Despite these caveats, the Delete Act is a landmark win for consumers. Data brokers can use information they’ve collected about people for all sorts of purposes that they never consented to, ultimately facilitating important life decisions with very little accountability. Data broker records can influence loan terms, offers of employment, tenant screenings, and much more. Those same records can be used to facilitate personalized scams and put you at greater risk of identity theft and data breaches. And since this information often has not been thoroughly vetted for accuracy, decisions based upon it can leave consumers worse off for reasons completely outside of their control.
The DROP should significantly reduce the burden on consumers to protect themselves. While it won’t be completely frictionless, it dramatically improves upon the system we have now, where consumers must delete their information one business at a time. That means that to achieve the same effect as DROP, consumers would need to make hundreds of separate deletion requests — if they could even track down the names of all the data brokers collecting their personal data.
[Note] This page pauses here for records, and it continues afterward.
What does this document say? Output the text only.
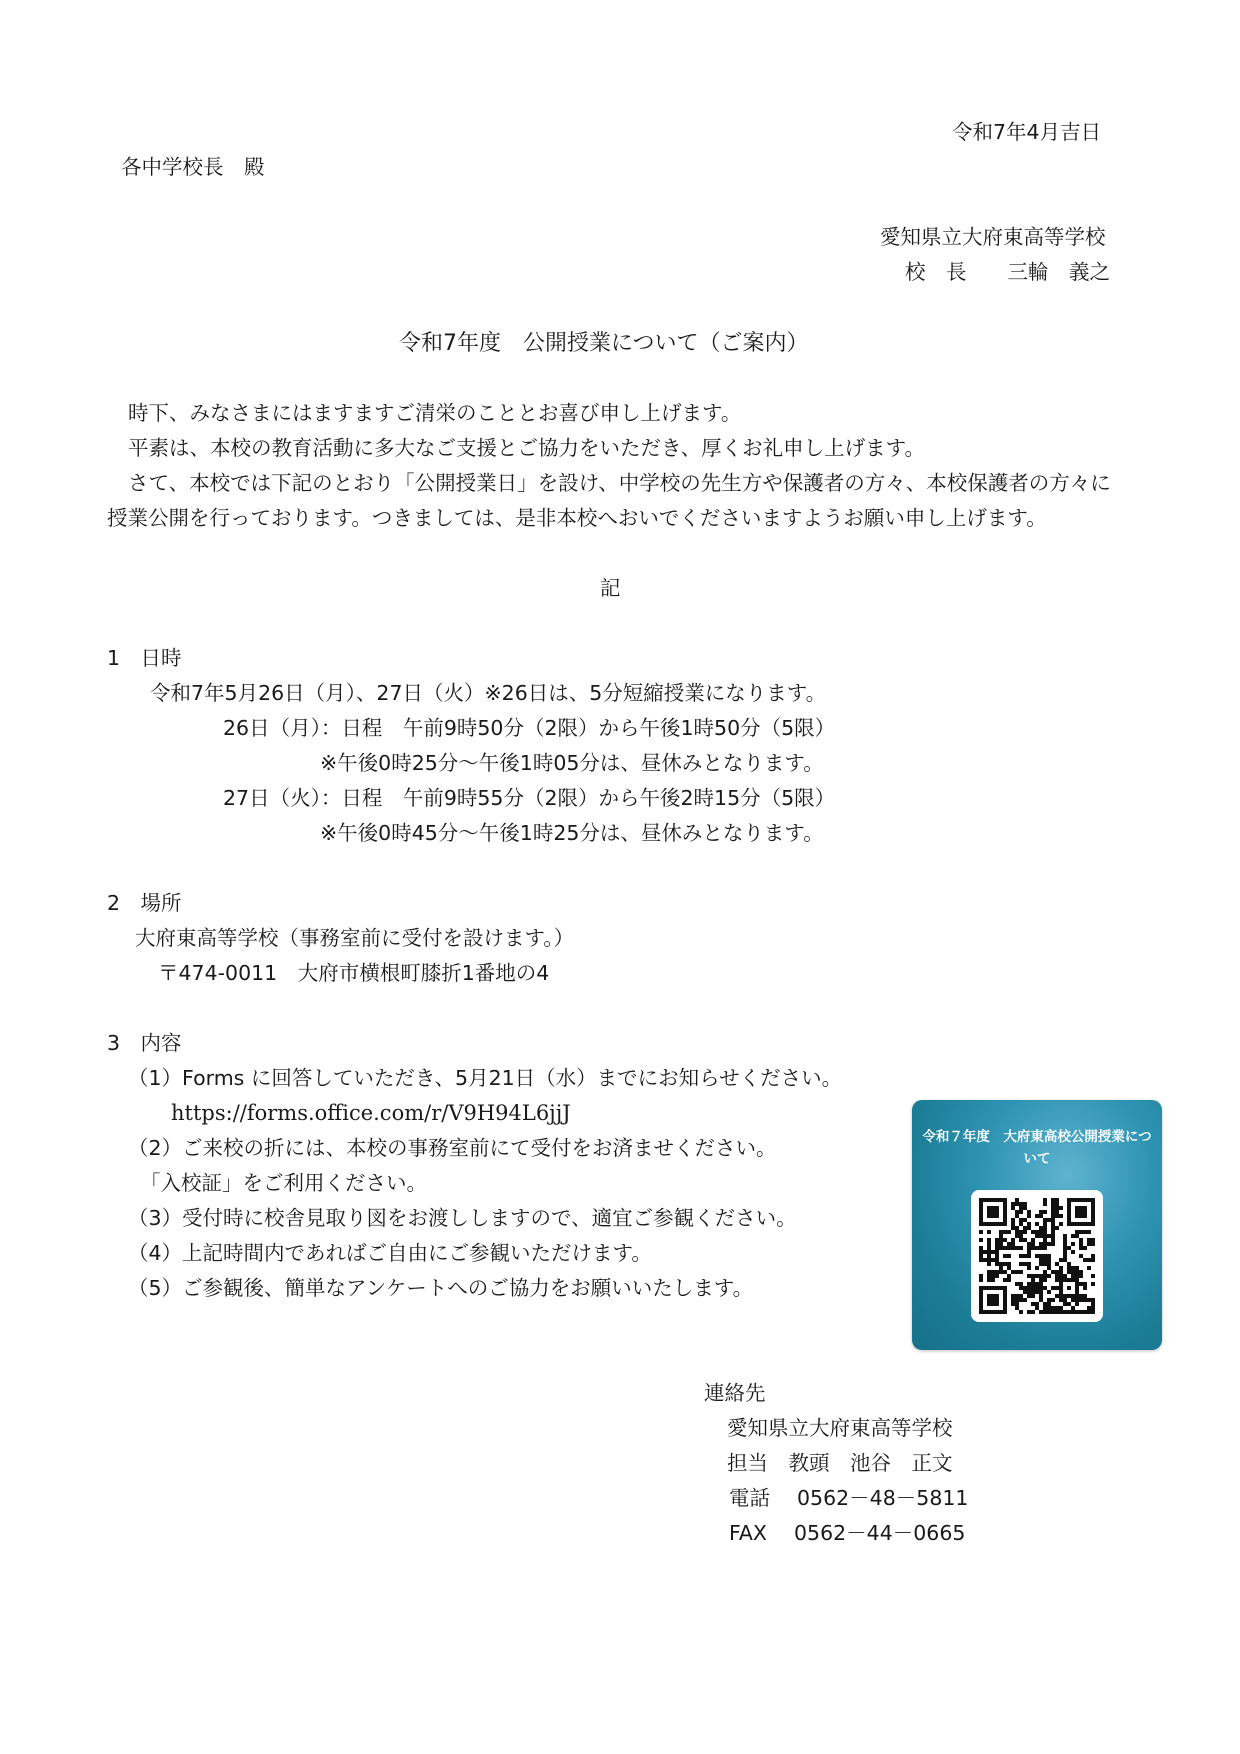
令和7年4月吉日
各中学校長　殿
愛知県立大府東高等学校
校　長　　三輪　義之
令和7年度　公開授業について（ご案内）
時下、みなさまにはますますご清栄のこととお喜び申し上げます。
平素は、本校の教育活動に多大なご支援とご協力をいただき、厚くお礼申し上げます。
さて、本校では下記のとおり「公開授業日」を設け、中学校の先生方や保護者の方々、本校保護者の方々に
授業公開を行っております。つきましては、是非本校へおいでくださいますようお願い申し上げます。
記
1　日時
令和7年5月26日（月）、27日（火）※26日は、5分短縮授業になります。
26日（月）：日程　午前9時50分（2限）から午後1時50分（5限）
※午後0時25分～午後1時05分は、昼休みとなります。
27日（火）：日程　午前9時55分（2限）から午後2時15分（5限）
※午後0時45分～午後1時25分は、昼休みとなります。
2　場所
大府東高等学校（事務室前に受付を設けます。）
〒474-0011　大府市横根町膝折1番地の4
3　内容
（1）Forms に回答していただき、5月21日（水）までにお知らせください。
https://forms.office.com/r/V9H94L6jjJ
（2）ご来校の折には、本校の事務室前にて受付をお済ませください。
「入校証」をご利用ください。
（3）受付時に校舎見取り図をお渡ししますので、適宜ご参観ください。
（4）上記時間内であればご自由にご参観いただけます。
（5）ご参観後、簡単なアンケートへのご協力をお願いいたします。
令和７年度　大府東高校公開授業について
連絡先
愛知県立大府東高等学校
担当　教頭　池谷　正文
電話　 0562－48－5811
FAX　 0562－44－0665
Until we can prevent shadowy intermediaries like data brokers from collecting and using our sensitive personal information in the first place (a goal still very much in the sights of many privacy advocates), the Delete Act will play an important role. And of course, the more consumers using DROP, the less viable the data broker business model becomes. In an age where we, and our data, are so often “the product” being sold by digital platforms, it’s rare to have a legitimate opportunity to reclaim our autonomy. We should seize it.